22 de dezembro de 2015 0
Capa de Humilhado, de Jon Ronson

Capa de Humilhado, de Jon Ronson

Ao longo dos séculos, a humilhação pública foi uma punição tradicional no Ocidente, até ser gradativamente abolida, entre outros motivos, por seu caráter desumano. Mas e se estivermos resgatando essa prática no tribunal em massa das redes sociais? Essa é a pergunta que move Humilhado: Como a Era da Internet Mudou o Julgamento Público, livro mais recente do jornalista inglês Jon Ronson (Tradução de Mariana Kohnert, Best Seller, 304 páginas, R$ 39).

Ronson é um autor com uma prosa de tom particular. Em livros como Os Homens que Encaravam as Cabras e O Teste do Psicopata (ambos também lançados no Brasil pela mesma editora), mescla a apuração de uma grande reportagem, o tom confessional de um escritor que apresenta o passo a passo de suas próprias pesquisas e uma pegada humorística que brinca com as dificuldades de pesquisa e com as ideias que o perturbavam no início do projeto.

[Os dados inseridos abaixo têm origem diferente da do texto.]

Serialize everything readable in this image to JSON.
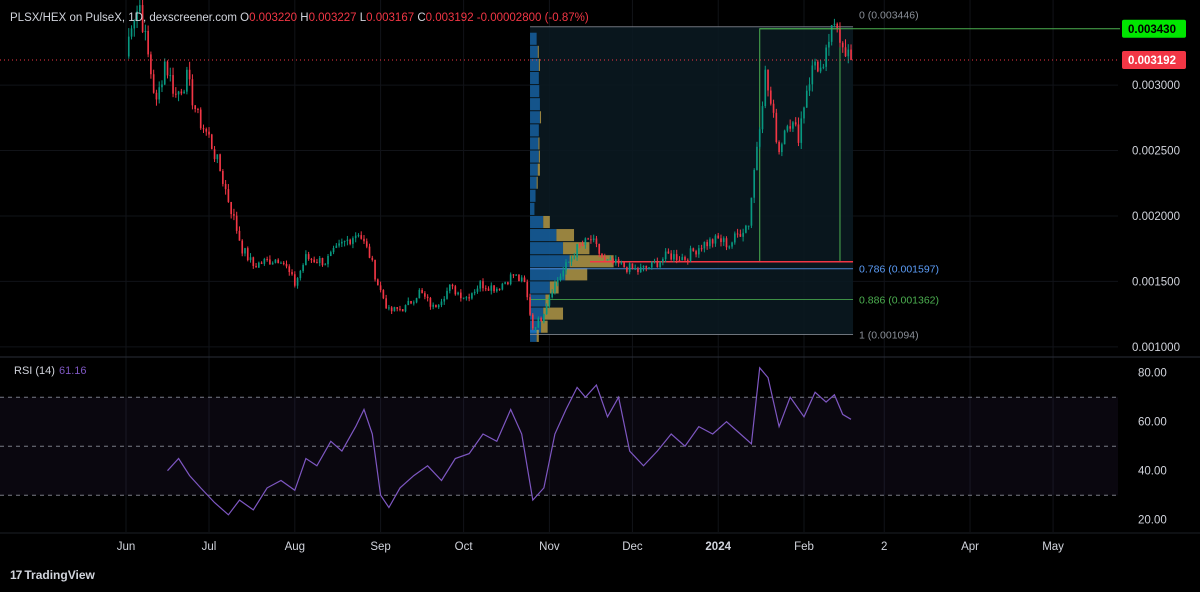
{
  "header": {
    "symbol": "PLSX/HEX on PulseX, 1D, dexscreener.com",
    "o_label": "O",
    "o_value": "0.003220",
    "h_label": "H",
    "h_value": "0.003227",
    "l_label": "L",
    "l_value": "0.003167",
    "c_label": "C",
    "c_value": "0.003192",
    "change": "-0.00002800 (-0.87%)"
  },
  "rsi_panel": {
    "label": "RSI (14)",
    "value": "61.16"
  },
  "footer": {
    "brand": "TradingView",
    "logo_glyph": "17"
  },
  "colors": {
    "up": "#089981",
    "down": "#f23645",
    "rsi_line": "#7e57c2",
    "fib_786": "#5b9cf6",
    "fib_886": "#4caf50",
    "green_level": "#4caf50",
    "volume_profile_blue": "#1e88e5",
    "volume_profile_gold": "#c8a84b"
  },
  "chart_data": [
    {
      "type": "candlestick",
      "title": "PLSX/HEX on PulseX, 1D, dexscreener.com",
      "x_ticks": [
        "Jun",
        "Jul",
        "Aug",
        "Sep",
        "Oct",
        "Nov",
        "Dec",
        "2024",
        "Feb",
        "2",
        "Apr",
        "May"
      ],
      "y_ticks": [
        "0.003000",
        "0.002500",
        "0.002000",
        "0.001500",
        "0.001000"
      ],
      "y_tick_values": [
        0.003,
        0.0025,
        0.002,
        0.0015,
        0.001
      ],
      "ylim": [
        0.00093,
        0.00365
      ],
      "last_price": 0.003192,
      "last_price_label": "0.003192",
      "green_level": 0.00343,
      "green_level_label": "0.003430",
      "fib_levels": [
        {
          "label": "0 (0.003446)",
          "value": 0.003446
        },
        {
          "label": "0.786 (0.001597)",
          "value": 0.001597
        },
        {
          "label": "0.886 (0.001362)",
          "value": 0.001362
        },
        {
          "label": "1 (0.001094)",
          "value": 0.001094
        }
      ],
      "red_level": 0.00165,
      "price_path": [
        [
          "2023-06-01",
          0.00322
        ],
        [
          "2023-06-03",
          0.0035
        ],
        [
          "2023-06-06",
          0.00361
        ],
        [
          "2023-06-09",
          0.00322
        ],
        [
          "2023-06-12",
          0.00285
        ],
        [
          "2023-06-15",
          0.00318
        ],
        [
          "2023-06-19",
          0.00292
        ],
        [
          "2023-06-23",
          0.00305
        ],
        [
          "2023-06-27",
          0.00275
        ],
        [
          "2023-07-01",
          0.0026
        ],
        [
          "2023-07-05",
          0.00235
        ],
        [
          "2023-07-09",
          0.00205
        ],
        [
          "2023-07-13",
          0.00175
        ],
        [
          "2023-07-17",
          0.00162
        ],
        [
          "2023-07-21",
          0.00165
        ],
        [
          "2023-07-27",
          0.00168
        ],
        [
          "2023-08-01",
          0.00148
        ],
        [
          "2023-08-05",
          0.00168
        ],
        [
          "2023-08-12",
          0.00165
        ],
        [
          "2023-08-18",
          0.00178
        ],
        [
          "2023-08-24",
          0.00188
        ],
        [
          "2023-08-28",
          0.0017
        ],
        [
          "2023-08-31",
          0.00148
        ],
        [
          "2023-09-04",
          0.00127
        ],
        [
          "2023-09-10",
          0.0013
        ],
        [
          "2023-09-15",
          0.00142
        ],
        [
          "2023-09-20",
          0.0013
        ],
        [
          "2023-09-26",
          0.00145
        ],
        [
          "2023-10-02",
          0.00138
        ],
        [
          "2023-10-07",
          0.00148
        ],
        [
          "2023-10-13",
          0.00145
        ],
        [
          "2023-10-19",
          0.00155
        ],
        [
          "2023-10-23",
          0.00148
        ],
        [
          "2023-10-26",
          0.00115
        ],
        [
          "2023-10-29",
          0.00122
        ],
        [
          "2023-11-02",
          0.00145
        ],
        [
          "2023-11-06",
          0.00158
        ],
        [
          "2023-11-11",
          0.00175
        ],
        [
          "2023-11-16",
          0.00182
        ],
        [
          "2023-11-21",
          0.00165
        ],
        [
          "2023-11-27",
          0.00162
        ],
        [
          "2023-12-03",
          0.00158
        ],
        [
          "2023-12-08",
          0.00162
        ],
        [
          "2023-12-14",
          0.0017
        ],
        [
          "2023-12-20",
          0.00168
        ],
        [
          "2023-12-26",
          0.00178
        ],
        [
          "2024-01-01",
          0.00182
        ],
        [
          "2024-01-05",
          0.00178
        ],
        [
          "2024-01-09",
          0.00188
        ],
        [
          "2024-01-12",
          0.00195
        ],
        [
          "2024-01-15",
          0.00255
        ],
        [
          "2024-01-18",
          0.00308
        ],
        [
          "2024-01-20",
          0.00285
        ],
        [
          "2024-01-23",
          0.0025
        ],
        [
          "2024-01-26",
          0.00275
        ],
        [
          "2024-01-30",
          0.00262
        ],
        [
          "2024-02-02",
          0.00298
        ],
        [
          "2024-02-05",
          0.00318
        ],
        [
          "2024-02-08",
          0.00308
        ],
        [
          "2024-02-10",
          0.00335
        ],
        [
          "2024-02-13",
          0.00345
        ],
        [
          "2024-02-16",
          0.00328
        ],
        [
          "2024-02-18",
          0.00319
        ]
      ],
      "volume_profile": {
        "range": [
          0.00105,
          0.00345
        ],
        "bins": [
          [
            0.00335,
            0.3,
            0
          ],
          [
            0.00325,
            0.35,
            0.05
          ],
          [
            0.00315,
            0.4,
            0.05
          ],
          [
            0.00305,
            0.4,
            0
          ],
          [
            0.00295,
            0.42,
            0
          ],
          [
            0.00285,
            0.45,
            0
          ],
          [
            0.00275,
            0.45,
            0.05
          ],
          [
            0.00265,
            0.4,
            0
          ],
          [
            0.00255,
            0.38,
            0.05
          ],
          [
            0.00245,
            0.4,
            0.05
          ],
          [
            0.00235,
            0.35,
            0.1
          ],
          [
            0.00225,
            0.3,
            0.05
          ],
          [
            0.00215,
            0.25,
            0
          ],
          [
            0.00205,
            0.2,
            0
          ],
          [
            0.00195,
            0.6,
            0.3
          ],
          [
            0.00185,
            1.2,
            0.8
          ],
          [
            0.00175,
            1.5,
            1.2
          ],
          [
            0.00165,
            1.8,
            2.0
          ],
          [
            0.00155,
            1.6,
            1.0
          ],
          [
            0.00145,
            0.9,
            0.4
          ],
          [
            0.00135,
            0.7,
            0.2
          ],
          [
            0.00125,
            0.6,
            0.9
          ],
          [
            0.00115,
            0.5,
            0.3
          ],
          [
            0.00108,
            0.3,
            0.1
          ]
        ]
      }
    },
    {
      "type": "line",
      "title": "RSI (14)",
      "last_value": 61.16,
      "y_ticks": [
        "80.00",
        "60.00",
        "40.00",
        "20.00"
      ],
      "y_tick_values": [
        80,
        60,
        40,
        20
      ],
      "ylim": [
        15,
        86
      ],
      "bands": [
        70,
        50,
        30
      ],
      "points": [
        [
          "2023-06-16",
          40
        ],
        [
          "2023-06-20",
          45
        ],
        [
          "2023-06-24",
          38
        ],
        [
          "2023-06-28",
          33
        ],
        [
          "2023-07-03",
          27
        ],
        [
          "2023-07-08",
          22
        ],
        [
          "2023-07-12",
          28
        ],
        [
          "2023-07-17",
          24
        ],
        [
          "2023-07-22",
          33
        ],
        [
          "2023-07-27",
          36
        ],
        [
          "2023-08-01",
          32
        ],
        [
          "2023-08-05",
          45
        ],
        [
          "2023-08-09",
          42
        ],
        [
          "2023-08-14",
          52
        ],
        [
          "2023-08-18",
          48
        ],
        [
          "2023-08-23",
          58
        ],
        [
          "2023-08-26",
          65
        ],
        [
          "2023-08-29",
          55
        ],
        [
          "2023-09-01",
          30
        ],
        [
          "2023-09-04",
          25
        ],
        [
          "2023-09-08",
          33
        ],
        [
          "2023-09-13",
          38
        ],
        [
          "2023-09-18",
          42
        ],
        [
          "2023-09-23",
          36
        ],
        [
          "2023-09-28",
          45
        ],
        [
          "2023-10-03",
          47
        ],
        [
          "2023-10-08",
          55
        ],
        [
          "2023-10-13",
          52
        ],
        [
          "2023-10-18",
          65
        ],
        [
          "2023-10-22",
          55
        ],
        [
          "2023-10-26",
          28
        ],
        [
          "2023-10-30",
          33
        ],
        [
          "2023-11-03",
          55
        ],
        [
          "2023-11-07",
          65
        ],
        [
          "2023-11-11",
          74
        ],
        [
          "2023-11-14",
          70
        ],
        [
          "2023-11-18",
          75
        ],
        [
          "2023-11-22",
          62
        ],
        [
          "2023-11-26",
          70
        ],
        [
          "2023-11-30",
          48
        ],
        [
          "2023-12-05",
          42
        ],
        [
          "2023-12-10",
          48
        ],
        [
          "2023-12-15",
          55
        ],
        [
          "2023-12-20",
          50
        ],
        [
          "2023-12-25",
          58
        ],
        [
          "2023-12-30",
          55
        ],
        [
          "2024-01-04",
          60
        ],
        [
          "2024-01-09",
          55
        ],
        [
          "2024-01-13",
          51
        ],
        [
          "2024-01-16",
          82
        ],
        [
          "2024-01-19",
          78
        ],
        [
          "2024-01-23",
          58
        ],
        [
          "2024-01-27",
          70
        ],
        [
          "2024-02-01",
          62
        ],
        [
          "2024-02-05",
          72
        ],
        [
          "2024-02-09",
          68
        ],
        [
          "2024-02-12",
          71
        ],
        [
          "2024-02-15",
          63
        ],
        [
          "2024-02-18",
          61
        ]
      ]
    }
  ]
}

É algo que se repete parcialmente em Humilhado – talvez pelo tom mais pesado inevitável na narrativa de pessoas arrastadas à vergonha pública, Ronson é mais contido no humor. O autor analisa episódios em que declarações infelizes ou segredos revelados na rede provocaram um aluvião de humilhação pública. Casos como o de Jonah Lehrer, divulgador científico caído em desgraça depois que vieram à tona citações alteradas em alguns de seus livros, ou o da relações-públicas Justine Sacco, que publicou uma piada considerada racista no Twitter quando estava embarcando em uma viagem para a África e cuja vida desmoronou, sem que ela soubesse, durante as 12 horas que o voo durou.

Ronson os entrevista, bem como  a alguns participantes dos frenesis de justiça na rede. Pesquisa a humilhação pública como punição (exposição na praça amarrado  no pelourinho ou na berlinda, chibatadas) e os motivos pelos quais ela foi sendo abandonada. Ao associá-la ao atual tribunal das redes, Ronson faz analogias felizes, mas sua abordagem tende mais à perplexidade do que propriamente à análise, o que pode ser considerado um dos pontos fracos do livro.

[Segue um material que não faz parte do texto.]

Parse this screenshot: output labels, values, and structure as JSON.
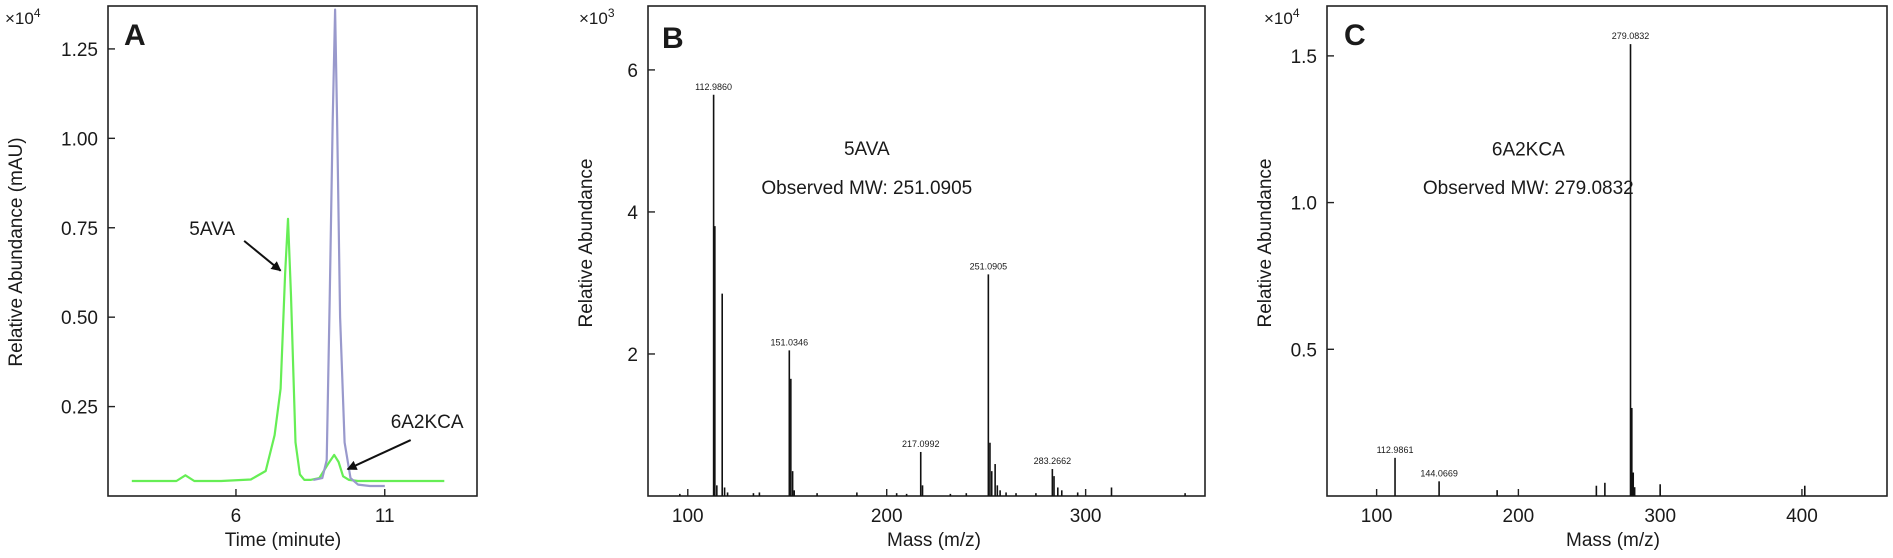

Entre as virtudes, contudo, está a honestidade com que o autor também confessa suas próprias dubiedades com relação ao tema. Ele próprio viu com entusiasmo os primeiros episódios de humilhação na rede, dirigidos a grandes redes e corporações: “Hierarquias eram horizontalizadas. Os silenciados ganhavam voz. Era como a democratização da justiça”.

Ronson, contudo, não tarda a cair em si: ninguém parece estar no comando dessa “Justiça”. E sem regras ou leis de execução explícitas, um tuíte pode ser a diferença entre justiça e massacre.